We present the design of 20-channel, 50-GHz Si3N4 based AWG applying our proprietary AWG-Parameters tool. For the simulations of the AWG layout we used PHASAR photonics tool from Optiwave. The simulated transmission characteristics were then evaluated applying our AWG-Analyzer tool. We studied the influence of one of the design parameters – the separation between input/output waveguides, dx on the channel crosstalk. The results show that there is some minimum waveguide separation necessary to keep the crosstalk between transmitting channels low. The AWGs were designed for TM-polarized light with a central wavelength of 850 nm. They will later be used in a photonic integrated circuit dedicated to medical diagnostic imaging applications.

Preparation of Mach-Zehnder interferometric photonic biosensors by inkjet printing technology

Inkjet printing is a versatile method to apply surface modification procedures in a spatially controlled, cost-effective and mass-fabrication compatible manner. Utilizing this technology, we investigate two different approaches for functionalizing label-free optical waveguide based biosensors: a) surface modification with amine-based functional polymers (biotin-modified polyethylenimine (PEI-B)) employing active ester chemistry and b) modification with dextran based hydrogel thin films employing photoactive benzophenone crosslinker moieties. Whereas the modification with PEI-B ensures high receptor density at the surface, the hydrogel films can serve both as a voluminous matrix binding matrix and as a semipermeable separation layer between the sensor surface and the sample. We use the two surface modification strategies both individually and in combination for binding studies towards the detection of the protein inflammation biomarker, C-reactive protein (CRP). For the specific detection of CRP, we compare two kinds of capture molecules, namely biotinylated antibodies and biotinylated CRP-specific DNA based aptamers. Both kinds of capture molecules were immobilized on the PEI-B by means of streptavidin-biotin affinity binding. As transducer, we use an integrated four-channel silicon nitride (Si3N4) waveguide based Mach-Zehnder interferometric (MZI) photonic sensing platform operating at a wavelength of 850nm (TM-mode).
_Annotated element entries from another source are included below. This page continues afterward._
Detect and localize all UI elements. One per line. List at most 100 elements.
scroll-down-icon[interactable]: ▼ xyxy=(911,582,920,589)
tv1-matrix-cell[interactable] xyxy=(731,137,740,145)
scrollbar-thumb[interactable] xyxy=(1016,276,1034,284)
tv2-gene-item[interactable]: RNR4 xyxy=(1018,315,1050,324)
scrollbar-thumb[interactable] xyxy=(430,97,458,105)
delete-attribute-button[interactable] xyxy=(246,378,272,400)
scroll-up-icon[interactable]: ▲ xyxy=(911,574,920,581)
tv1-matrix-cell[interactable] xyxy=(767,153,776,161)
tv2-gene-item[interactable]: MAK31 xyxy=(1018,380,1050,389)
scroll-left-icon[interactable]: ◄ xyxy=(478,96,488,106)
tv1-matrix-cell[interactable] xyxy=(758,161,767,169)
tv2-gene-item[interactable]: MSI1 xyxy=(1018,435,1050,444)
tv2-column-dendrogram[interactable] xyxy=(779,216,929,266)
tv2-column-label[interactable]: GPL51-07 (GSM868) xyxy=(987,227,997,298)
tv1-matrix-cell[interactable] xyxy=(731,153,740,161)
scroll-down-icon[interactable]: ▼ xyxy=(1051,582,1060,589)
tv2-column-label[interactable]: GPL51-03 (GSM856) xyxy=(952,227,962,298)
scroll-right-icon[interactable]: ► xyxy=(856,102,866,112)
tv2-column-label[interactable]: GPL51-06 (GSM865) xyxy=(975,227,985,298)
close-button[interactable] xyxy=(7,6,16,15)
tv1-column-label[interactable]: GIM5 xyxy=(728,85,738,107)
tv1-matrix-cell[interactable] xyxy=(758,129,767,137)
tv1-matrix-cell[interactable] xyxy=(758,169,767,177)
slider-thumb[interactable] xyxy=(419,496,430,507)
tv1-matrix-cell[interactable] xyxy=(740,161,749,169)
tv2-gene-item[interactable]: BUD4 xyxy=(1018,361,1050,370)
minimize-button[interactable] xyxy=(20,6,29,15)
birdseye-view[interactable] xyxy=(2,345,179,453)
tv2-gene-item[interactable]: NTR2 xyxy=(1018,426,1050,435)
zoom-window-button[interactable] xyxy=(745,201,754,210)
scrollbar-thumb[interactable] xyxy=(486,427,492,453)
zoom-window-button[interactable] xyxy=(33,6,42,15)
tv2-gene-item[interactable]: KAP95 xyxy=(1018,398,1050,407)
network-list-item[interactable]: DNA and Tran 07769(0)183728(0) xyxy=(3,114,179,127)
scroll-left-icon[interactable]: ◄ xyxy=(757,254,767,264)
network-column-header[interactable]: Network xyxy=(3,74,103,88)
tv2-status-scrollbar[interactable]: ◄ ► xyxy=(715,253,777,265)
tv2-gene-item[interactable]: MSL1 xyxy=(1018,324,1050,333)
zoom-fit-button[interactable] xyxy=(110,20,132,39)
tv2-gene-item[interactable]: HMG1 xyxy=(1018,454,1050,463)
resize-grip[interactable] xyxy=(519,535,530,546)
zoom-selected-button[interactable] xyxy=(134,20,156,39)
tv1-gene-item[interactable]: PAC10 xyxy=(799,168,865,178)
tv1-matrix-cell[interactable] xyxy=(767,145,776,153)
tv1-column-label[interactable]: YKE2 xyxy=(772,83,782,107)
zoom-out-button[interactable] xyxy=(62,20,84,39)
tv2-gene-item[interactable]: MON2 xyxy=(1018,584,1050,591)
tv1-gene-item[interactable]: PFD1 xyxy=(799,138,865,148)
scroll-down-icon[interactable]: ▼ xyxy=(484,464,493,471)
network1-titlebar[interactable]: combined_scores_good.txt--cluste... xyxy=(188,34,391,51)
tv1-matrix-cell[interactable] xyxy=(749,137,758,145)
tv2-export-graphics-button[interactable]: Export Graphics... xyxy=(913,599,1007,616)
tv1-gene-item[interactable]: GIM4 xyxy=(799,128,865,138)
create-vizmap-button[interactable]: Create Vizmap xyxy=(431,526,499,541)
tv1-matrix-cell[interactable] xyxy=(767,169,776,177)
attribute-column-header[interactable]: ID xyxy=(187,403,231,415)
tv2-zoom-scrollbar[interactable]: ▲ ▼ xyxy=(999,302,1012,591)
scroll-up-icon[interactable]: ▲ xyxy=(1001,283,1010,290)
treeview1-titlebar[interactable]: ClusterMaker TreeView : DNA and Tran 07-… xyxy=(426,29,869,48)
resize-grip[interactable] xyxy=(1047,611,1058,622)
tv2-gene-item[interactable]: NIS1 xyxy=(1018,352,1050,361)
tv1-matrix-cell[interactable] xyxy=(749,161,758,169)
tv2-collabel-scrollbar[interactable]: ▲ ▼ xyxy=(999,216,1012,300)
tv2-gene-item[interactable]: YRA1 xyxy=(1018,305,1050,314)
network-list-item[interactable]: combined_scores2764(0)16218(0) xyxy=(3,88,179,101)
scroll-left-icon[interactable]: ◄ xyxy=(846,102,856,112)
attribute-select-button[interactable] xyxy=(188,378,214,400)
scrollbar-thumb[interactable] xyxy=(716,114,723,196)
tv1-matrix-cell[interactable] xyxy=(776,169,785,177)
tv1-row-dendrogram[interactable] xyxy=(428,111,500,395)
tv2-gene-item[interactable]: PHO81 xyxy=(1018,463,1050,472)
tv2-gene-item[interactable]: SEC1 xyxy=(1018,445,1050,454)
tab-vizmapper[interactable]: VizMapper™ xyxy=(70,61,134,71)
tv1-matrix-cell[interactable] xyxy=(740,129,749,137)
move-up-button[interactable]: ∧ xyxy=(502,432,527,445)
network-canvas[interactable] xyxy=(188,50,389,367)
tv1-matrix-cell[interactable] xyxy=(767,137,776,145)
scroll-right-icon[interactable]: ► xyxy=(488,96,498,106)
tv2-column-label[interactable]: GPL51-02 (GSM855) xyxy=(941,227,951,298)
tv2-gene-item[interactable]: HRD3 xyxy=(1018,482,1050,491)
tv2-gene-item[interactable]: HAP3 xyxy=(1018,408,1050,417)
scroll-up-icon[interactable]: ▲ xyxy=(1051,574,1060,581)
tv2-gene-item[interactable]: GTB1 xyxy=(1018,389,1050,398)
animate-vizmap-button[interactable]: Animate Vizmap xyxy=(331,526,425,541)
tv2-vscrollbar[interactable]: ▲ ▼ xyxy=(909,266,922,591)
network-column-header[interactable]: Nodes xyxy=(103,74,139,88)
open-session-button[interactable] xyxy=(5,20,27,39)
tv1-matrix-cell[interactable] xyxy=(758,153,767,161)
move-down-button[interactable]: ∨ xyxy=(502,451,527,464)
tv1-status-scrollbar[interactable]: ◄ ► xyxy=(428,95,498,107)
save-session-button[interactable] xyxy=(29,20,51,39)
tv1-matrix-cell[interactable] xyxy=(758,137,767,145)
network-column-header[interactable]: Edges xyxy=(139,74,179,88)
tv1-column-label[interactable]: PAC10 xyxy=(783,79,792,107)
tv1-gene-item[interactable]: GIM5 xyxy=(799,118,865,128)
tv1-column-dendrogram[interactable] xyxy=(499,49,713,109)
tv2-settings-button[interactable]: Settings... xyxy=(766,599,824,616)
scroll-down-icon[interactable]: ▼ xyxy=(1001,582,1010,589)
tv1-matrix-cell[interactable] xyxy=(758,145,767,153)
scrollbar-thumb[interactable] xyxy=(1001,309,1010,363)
Silicon nitride waveguide integration platform for medical diagnostic applications

The impressive progress of silicon photonic integrated device technology during the past fifteen years has been primarily driven by the requirements of optical data- and telecommunication. Research and development in silicon photonics has therefore been focused on the telecom wavelengths in the 1.55 μm and 1.31 μm regions and on silicon-on-insulator (SOI) material as waveguide integration platform. The rising cost burden of the traditional healthcare system as well as the increasing health consciousness among people is stimulating the decentralization of healthcare and is creating a strong demand for novel medical diagnostic devices suitable for point-of-care testing. This opens up new possibilities for integrated nanophotonic sensing devices operating in the visible and <; 1.1 μm near infrared region. In this talk, we will present our ongoing research activities on the development of a CMOS-compatible photonic integrated circuit technology platform. This platform relies on silicon nitride waveguides fabricated by low-temperature plasma enhanced chemical vapor deposition (PECVD), which allows their monolithic co-integration with silicon photodiodes and CMOS based electronic read-out circuitry. We have achieved propagation losses of less than 1 dB/cm at a wavelength of 850nm in silicon nitride waveguides processed directly on an optoelectronic CMOS chip employing chemical-mechanical planarization (CMP). We will present the design and experimental validation of various nanophotonic building blocks required for the implementation of medical diagnostic sensing devices. We will show results of optical biosensing experiments based on integrated Mach-Zehnder interferometers and demonstrate how inkjet material printing technology can be effectively used to locally functionalize the optical waveguide transducer components. Moreover, we will discuss the potential of this silicon nitride waveguide based nanophotonic integration platform for the miniaturization of optical coherence tomography systems.